The federal government’s track record of increasing regulatory burden on American companies extends to the convenience channel. More and more that burden has encroached on c-store food offerings.
Two food-related mandates that have climbed to the forefront of c-store concerns are Supplemental Nutrition Assistance Program (SNAP) criteria and menu labeling. Both were hot-button issues during 2016. It was just recently, however, that some new SNAP mandates initiated by the U.S. Department of Agriculture (USDA) were altered—to the relief of many c-stores.
For example, the earlier version of the rule would have required that 85% of a store’s food sales be from items that are not cooked or prepared at the location. Opposition pushed the USDA to trim the requirement to 50% of gross food sales. Also, the language was clarified, specifying that healthy snacks can count as staple foods.
“What I would add is that the Food and Nutrition Service (FNS) heard our comments and complaints about the proposed SNAP rule loud and clear,” said Jack Kofdarali, immediate past chairman of the National Association of Convenience Stores (NACS). “The final comments (ending May 18, 2016) helped to vastly change it in our favor. While we do still have some questions for FNS we consider this a huge win for our industry.”
He acknowledges the final rule is still complicated.
Some studies indicate that many Americans, including the 15% of rural households that are food insecure, live several miles away from grocery stores or have restricted transportation options.
C-stores such as Kent Kwik—part of the Kent Cos., based in Midland, Texas meet an important need in these areas. Bill Kent, president and CEO of Kent Cos., said SNAP isn’t a highlight in every one of Kent Kwik’s 41 stores, but is a critical service at many locations.
“It varies from store to store, but it’s very important,” Kent said of his company’s participation in SNAP. “We need to be a part of it. We want to be a part of it. And in some stores, it’s a substantial part of their business. It’s important to the whole industry.”
A host of states have levied taxes on sugary drinks. Critics have argued that such taxes don’t help to reduce consumption, and that they feed bureaucracies that waste money instead of helping the public. Kent agrees and anticipates that new Trump administration will work to pare down some of the spread of government regulations that hovers over U.S. c-store operations.
“You hope there’s a general reduction in this regulatory creep that occurs,” said Kent, who serves on the NACS board, including its legislative committee.
“It’s like a glob that just keeps growing and consuming more and more.”
As part of the Affordable Care Act passed in 2010, the rules mandate that restaurants and retailers selling prepared foods in 20 or more U.S. locations must place calorie counts next to menu items or on menu boards.
Scheduled to be enacted industry-wide next year, the menu-labeling rule will tax retailers’ resources, said Kofdarali, who also serves as president of Corona, Calif.-based J&T Management Inc., that up to a year ago had operated 28 Arco/ampm stores in southern California.
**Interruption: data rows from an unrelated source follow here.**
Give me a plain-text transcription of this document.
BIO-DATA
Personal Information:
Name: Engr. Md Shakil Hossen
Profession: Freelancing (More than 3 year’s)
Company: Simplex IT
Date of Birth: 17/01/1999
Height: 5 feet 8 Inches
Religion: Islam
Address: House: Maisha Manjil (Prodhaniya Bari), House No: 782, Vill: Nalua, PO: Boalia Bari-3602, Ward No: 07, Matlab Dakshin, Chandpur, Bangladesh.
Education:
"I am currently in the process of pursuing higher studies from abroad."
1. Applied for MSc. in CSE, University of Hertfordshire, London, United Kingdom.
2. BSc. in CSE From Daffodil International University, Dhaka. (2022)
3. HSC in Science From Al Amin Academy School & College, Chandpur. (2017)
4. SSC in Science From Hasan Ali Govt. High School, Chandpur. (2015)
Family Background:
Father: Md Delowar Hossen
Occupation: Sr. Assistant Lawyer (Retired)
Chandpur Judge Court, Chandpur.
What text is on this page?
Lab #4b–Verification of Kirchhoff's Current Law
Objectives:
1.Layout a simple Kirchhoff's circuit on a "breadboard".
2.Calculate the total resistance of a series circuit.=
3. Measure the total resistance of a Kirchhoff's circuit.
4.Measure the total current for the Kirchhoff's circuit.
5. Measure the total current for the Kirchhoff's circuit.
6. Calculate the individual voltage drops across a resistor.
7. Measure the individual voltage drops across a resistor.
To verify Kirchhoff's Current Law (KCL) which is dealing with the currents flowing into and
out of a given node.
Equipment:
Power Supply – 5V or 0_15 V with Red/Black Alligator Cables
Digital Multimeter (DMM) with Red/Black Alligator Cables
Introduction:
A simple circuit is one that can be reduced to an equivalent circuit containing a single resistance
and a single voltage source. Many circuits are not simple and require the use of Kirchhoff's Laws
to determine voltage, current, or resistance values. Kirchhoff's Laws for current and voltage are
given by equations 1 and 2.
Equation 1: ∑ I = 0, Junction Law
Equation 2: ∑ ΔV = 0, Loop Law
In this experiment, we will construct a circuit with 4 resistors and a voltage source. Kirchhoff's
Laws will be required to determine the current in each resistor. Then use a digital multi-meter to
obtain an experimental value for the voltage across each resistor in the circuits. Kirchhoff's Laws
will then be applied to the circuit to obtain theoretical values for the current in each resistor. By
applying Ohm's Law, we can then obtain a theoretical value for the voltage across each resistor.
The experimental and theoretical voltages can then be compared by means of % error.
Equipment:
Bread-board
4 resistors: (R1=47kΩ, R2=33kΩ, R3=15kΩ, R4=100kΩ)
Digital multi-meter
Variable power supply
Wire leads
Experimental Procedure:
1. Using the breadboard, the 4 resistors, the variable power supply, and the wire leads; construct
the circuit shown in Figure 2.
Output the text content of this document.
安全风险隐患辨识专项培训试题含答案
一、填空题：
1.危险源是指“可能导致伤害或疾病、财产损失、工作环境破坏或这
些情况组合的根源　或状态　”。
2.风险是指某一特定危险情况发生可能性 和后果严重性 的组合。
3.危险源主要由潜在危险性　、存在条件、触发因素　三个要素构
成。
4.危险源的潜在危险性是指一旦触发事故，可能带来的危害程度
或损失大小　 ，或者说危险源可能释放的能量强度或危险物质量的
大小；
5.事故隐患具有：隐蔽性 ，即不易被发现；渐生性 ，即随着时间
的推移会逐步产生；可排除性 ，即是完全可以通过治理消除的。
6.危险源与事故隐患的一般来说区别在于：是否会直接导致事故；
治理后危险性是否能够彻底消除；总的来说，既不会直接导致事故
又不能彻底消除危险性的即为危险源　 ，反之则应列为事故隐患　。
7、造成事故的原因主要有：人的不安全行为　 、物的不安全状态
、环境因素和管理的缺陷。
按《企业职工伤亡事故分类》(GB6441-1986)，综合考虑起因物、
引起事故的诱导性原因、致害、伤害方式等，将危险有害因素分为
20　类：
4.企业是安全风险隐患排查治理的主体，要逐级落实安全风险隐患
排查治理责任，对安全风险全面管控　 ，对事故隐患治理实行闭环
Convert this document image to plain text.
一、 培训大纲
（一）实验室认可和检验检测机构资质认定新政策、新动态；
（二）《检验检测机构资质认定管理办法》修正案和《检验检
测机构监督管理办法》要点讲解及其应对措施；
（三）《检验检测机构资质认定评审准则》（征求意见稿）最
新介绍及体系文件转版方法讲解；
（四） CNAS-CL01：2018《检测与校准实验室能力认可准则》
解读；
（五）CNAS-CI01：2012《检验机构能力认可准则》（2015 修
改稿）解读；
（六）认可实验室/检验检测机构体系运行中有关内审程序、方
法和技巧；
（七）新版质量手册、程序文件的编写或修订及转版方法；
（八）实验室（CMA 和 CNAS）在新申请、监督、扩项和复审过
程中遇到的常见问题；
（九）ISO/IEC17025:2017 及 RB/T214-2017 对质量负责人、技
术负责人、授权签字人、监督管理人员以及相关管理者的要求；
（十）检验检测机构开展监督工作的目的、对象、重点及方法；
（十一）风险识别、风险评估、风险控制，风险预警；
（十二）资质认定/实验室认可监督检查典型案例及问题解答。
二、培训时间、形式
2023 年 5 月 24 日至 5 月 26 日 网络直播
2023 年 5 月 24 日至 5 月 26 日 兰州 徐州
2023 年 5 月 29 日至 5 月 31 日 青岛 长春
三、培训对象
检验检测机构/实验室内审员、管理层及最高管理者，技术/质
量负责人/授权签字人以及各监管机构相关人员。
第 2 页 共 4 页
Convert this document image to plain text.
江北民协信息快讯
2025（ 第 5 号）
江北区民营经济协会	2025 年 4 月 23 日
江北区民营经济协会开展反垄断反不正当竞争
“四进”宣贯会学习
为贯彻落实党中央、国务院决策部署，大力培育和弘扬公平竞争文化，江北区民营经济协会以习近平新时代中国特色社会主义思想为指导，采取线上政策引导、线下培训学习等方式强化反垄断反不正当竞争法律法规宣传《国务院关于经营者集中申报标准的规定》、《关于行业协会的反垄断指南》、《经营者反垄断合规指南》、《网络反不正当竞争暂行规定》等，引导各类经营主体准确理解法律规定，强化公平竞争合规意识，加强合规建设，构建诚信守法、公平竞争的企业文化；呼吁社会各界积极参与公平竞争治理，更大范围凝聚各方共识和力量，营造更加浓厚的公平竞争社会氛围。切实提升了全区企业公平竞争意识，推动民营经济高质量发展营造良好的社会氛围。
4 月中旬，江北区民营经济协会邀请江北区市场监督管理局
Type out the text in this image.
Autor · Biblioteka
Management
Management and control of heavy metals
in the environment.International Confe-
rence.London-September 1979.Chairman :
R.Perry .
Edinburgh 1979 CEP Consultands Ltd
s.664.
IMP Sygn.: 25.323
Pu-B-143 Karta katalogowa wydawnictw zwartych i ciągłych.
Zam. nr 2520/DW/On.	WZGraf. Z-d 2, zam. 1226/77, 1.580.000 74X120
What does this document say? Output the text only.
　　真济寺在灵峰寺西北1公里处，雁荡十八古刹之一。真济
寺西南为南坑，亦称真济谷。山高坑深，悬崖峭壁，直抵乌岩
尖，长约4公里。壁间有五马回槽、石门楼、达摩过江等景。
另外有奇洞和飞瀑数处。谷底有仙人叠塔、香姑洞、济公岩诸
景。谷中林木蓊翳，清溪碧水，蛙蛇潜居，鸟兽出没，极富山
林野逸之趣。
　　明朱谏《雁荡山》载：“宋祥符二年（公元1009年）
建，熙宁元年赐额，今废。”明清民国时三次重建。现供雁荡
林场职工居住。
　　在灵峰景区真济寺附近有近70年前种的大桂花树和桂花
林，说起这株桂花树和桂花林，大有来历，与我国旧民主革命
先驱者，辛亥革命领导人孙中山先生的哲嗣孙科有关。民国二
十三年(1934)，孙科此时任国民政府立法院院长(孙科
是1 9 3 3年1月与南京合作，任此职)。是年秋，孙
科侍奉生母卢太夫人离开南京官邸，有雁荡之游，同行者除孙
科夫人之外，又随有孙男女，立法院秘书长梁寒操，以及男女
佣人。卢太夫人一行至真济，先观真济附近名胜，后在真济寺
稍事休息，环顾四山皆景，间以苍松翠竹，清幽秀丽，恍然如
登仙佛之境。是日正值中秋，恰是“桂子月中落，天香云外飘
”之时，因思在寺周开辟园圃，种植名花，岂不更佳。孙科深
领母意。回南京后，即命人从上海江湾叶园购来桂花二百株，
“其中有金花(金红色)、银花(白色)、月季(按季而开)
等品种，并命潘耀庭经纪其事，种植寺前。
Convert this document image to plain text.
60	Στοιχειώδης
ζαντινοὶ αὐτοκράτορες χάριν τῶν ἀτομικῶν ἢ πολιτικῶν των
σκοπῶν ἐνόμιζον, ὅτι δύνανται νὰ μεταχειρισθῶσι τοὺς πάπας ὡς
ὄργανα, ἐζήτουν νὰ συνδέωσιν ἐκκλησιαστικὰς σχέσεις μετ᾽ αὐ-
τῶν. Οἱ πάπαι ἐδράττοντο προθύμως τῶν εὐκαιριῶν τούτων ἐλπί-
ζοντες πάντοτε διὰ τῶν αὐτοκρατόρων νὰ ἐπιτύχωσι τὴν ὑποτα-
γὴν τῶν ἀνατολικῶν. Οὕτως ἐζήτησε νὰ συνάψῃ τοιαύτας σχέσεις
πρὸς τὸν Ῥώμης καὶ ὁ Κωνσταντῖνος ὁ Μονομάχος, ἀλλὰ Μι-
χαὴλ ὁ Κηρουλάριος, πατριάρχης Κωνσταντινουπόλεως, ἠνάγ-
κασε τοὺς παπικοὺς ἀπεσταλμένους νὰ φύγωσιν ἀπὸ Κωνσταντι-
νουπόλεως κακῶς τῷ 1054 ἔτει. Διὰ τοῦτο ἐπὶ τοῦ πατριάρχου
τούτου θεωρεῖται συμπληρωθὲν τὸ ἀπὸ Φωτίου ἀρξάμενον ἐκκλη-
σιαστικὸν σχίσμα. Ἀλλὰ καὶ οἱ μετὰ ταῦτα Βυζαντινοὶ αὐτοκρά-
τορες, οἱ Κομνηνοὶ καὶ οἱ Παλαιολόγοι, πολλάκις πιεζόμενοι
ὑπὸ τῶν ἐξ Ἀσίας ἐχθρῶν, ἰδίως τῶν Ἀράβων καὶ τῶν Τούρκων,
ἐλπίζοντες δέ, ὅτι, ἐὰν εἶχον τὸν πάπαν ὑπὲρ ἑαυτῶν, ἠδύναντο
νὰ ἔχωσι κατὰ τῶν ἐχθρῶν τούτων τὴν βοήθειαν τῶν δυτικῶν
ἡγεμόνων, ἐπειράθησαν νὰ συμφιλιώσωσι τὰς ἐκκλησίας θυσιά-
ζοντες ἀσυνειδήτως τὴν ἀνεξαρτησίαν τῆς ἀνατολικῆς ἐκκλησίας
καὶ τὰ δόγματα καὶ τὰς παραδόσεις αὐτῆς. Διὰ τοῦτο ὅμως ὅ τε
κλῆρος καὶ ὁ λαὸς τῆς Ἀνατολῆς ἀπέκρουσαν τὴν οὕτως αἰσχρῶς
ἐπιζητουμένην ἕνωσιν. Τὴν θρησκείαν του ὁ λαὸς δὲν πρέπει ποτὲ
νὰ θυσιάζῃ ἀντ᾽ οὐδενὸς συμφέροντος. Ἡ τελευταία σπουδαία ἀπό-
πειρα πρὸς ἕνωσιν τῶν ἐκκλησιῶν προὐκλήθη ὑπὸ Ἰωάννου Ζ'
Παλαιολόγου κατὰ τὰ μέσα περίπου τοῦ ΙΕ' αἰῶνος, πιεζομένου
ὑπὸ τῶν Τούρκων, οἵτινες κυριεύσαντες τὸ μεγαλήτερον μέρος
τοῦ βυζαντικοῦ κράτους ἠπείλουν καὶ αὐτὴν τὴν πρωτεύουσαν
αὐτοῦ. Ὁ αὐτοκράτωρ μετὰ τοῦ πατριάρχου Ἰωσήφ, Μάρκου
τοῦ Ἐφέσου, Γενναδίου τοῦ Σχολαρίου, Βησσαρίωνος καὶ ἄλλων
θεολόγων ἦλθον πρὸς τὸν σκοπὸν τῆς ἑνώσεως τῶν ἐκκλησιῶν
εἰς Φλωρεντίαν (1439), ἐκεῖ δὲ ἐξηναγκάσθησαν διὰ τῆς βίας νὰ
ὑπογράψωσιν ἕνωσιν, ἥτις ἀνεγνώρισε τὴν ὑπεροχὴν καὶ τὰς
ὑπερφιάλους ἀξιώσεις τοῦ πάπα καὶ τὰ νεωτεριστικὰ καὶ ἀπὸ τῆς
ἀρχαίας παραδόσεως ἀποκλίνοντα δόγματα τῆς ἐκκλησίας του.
Last year, Kofdarali sold 24 of those stores and is looking at other industry opportunities.
“The new administration is aware of the importance of fixing the menu labeling law,” said Kofdarali. “Congressional leaders have indicated it is near the top of the list of regulatory changes in need of swift action in 2017, as retailers are already beginning to spend money to prepare for a May 5, 2017 compliance date.”